Distinct intrinsic and synaptic properties of pre-sympathetic and pre-parasympathetic output neurons in Barrington's nucleus
Article first published online: 20 MAY 2013
© 2013 International Society for Neurochemistry
Journal of Neurochemistry
Volume 126, Issue 3, pages 338–348, August 2013
How to Cite
J. Neurochem.(2013) 126 338–348.
- Issue published online: 18 JUL 2013
- Article first published online: 20 MAY 2013
- Accepted manuscript online: 7 MAY 2013 01:38AM EST
- Manuscript Accepted: 29 APR 2013
- Manuscript Revised: 24 APR 2013
- Manuscript Received: 23 APR 2013
- National Institutes of Health. Grant Numbers: GM064830, NS073935
- N.G. and Helen T. Hawkins Endowment
- autonomic nervous system;
- micturition reflex;
- pontine micturition center;
- synaptic transmission;
- voltage-activated K+ channels
Barrington's nucleus (BN), commonly known as the pontine micturition center, controls micturition and other visceral functions through projections to the spinal cord.
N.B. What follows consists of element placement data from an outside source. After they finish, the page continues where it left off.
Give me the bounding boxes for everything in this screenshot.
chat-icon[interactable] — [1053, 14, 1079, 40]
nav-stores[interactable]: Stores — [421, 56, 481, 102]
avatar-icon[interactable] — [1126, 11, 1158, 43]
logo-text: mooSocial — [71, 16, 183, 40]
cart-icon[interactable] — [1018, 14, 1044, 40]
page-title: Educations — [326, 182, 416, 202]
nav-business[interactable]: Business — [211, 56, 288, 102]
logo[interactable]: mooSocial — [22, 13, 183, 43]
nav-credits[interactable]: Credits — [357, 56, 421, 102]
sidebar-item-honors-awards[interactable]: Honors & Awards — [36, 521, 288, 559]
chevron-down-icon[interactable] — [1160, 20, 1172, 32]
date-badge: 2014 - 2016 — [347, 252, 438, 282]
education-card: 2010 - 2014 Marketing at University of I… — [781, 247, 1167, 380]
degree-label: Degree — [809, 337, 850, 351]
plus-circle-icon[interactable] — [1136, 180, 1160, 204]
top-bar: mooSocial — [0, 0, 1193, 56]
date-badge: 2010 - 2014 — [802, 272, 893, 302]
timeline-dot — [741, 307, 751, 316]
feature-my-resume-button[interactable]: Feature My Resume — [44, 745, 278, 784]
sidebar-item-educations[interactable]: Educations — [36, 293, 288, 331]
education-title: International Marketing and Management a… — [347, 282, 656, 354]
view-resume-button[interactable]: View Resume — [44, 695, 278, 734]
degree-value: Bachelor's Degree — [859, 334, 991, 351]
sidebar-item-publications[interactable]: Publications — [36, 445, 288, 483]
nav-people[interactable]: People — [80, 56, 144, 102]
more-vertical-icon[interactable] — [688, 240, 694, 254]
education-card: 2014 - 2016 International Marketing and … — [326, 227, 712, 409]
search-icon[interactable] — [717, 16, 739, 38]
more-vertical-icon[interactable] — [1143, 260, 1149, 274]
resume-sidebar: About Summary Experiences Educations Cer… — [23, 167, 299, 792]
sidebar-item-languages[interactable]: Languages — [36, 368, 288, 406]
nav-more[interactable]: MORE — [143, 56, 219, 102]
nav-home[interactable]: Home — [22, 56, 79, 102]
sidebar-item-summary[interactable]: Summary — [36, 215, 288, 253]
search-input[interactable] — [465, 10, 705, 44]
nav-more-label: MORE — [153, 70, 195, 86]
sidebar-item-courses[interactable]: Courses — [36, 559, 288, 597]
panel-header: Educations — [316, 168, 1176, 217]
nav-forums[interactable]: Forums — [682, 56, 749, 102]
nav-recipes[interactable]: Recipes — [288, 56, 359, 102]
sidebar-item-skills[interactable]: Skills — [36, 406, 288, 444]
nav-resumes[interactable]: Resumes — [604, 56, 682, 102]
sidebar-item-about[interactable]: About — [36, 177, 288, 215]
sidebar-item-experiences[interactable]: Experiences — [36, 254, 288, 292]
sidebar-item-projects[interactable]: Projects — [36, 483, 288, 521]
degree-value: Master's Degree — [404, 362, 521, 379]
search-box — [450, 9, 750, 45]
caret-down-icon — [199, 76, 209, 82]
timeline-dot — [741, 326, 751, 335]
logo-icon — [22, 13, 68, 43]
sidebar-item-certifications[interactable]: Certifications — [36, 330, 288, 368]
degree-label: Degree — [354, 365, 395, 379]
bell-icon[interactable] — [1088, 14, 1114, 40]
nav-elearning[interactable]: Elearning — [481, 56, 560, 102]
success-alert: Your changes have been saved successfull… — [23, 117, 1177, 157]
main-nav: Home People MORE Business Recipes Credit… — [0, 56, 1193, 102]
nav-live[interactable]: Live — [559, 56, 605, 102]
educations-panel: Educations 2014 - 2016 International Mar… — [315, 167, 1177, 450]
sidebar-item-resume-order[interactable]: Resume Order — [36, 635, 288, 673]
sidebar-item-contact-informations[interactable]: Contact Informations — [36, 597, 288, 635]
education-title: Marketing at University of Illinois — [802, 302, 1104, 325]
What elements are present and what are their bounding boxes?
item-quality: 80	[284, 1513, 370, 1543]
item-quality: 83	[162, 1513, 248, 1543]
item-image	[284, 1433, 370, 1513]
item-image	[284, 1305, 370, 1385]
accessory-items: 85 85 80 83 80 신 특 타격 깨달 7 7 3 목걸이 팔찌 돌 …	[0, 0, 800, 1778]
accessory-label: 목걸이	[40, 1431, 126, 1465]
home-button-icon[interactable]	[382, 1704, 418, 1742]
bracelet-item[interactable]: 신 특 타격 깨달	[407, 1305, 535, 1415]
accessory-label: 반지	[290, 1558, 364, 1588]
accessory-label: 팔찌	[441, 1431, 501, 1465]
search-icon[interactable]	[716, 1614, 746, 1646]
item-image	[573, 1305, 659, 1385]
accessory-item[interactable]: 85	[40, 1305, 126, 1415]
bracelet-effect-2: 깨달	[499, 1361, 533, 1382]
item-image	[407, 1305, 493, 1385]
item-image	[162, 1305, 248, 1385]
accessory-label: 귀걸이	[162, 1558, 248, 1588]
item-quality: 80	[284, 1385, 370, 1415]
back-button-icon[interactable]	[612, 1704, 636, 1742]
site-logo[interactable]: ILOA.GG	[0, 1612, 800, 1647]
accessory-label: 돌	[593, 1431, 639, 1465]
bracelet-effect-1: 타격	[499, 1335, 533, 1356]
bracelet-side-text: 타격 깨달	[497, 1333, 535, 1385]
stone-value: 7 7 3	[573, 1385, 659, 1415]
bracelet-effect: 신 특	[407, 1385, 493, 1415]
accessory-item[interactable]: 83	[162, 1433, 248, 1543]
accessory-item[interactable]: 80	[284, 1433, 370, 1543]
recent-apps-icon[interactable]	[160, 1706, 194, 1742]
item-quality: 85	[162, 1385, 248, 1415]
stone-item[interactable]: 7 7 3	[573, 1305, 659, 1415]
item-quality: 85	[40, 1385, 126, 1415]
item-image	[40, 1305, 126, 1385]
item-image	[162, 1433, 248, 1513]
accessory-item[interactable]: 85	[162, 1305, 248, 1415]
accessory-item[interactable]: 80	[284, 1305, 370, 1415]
In this study, we developed a rat brain slice preparation to determine the intrinsic and synaptic mechanisms regulating pre-sympathetic output (PSO) and pre-parasympathetic output (PPO) neurons in the BN using patch-clamp recordings. The PSO and PPO neurons were retrogradely labeled by injecting fluorescent tracers into the intermediolateral region of the spinal cord at T13-L1 and S1-S2 levels, respectively. There were significantly more PPO than PSO neurons within the BN. The basal activity and membrane potential were significantly lower in PPO than in PSO neurons, and A-type K+ currents were significantly larger in PPO than in PSO neurons. Blocking A-type K+ channels increased the excitability more in PPO than in PSO neurons. Stimulting μ-opioid receptors inhibited firing in both PPO and PSO neurons. The glutamatergic EPSC frequency was much lower, whereas the glycinergic IPSC frequency was much higher, in PPO than in PSO neurons. Although blocking GABAA receptors increased the excitability of both PSO and PPO neurons, blocking glycine receptors increased the firing activity of PPO neurons only. Furthermore, blocking ionotropic glutamate receptors decreased the excitability of PSO neurons but paradoxically increased the firing activity of PPO neurons by reducing glycinergic input. Our findings indicate that the membrane and synaptic properties of PSO and PPO neurons in the BN are distinctly different. This information improves our understanding of the neural circuitry and central mechanisms regulating the bladder and other visceral organs.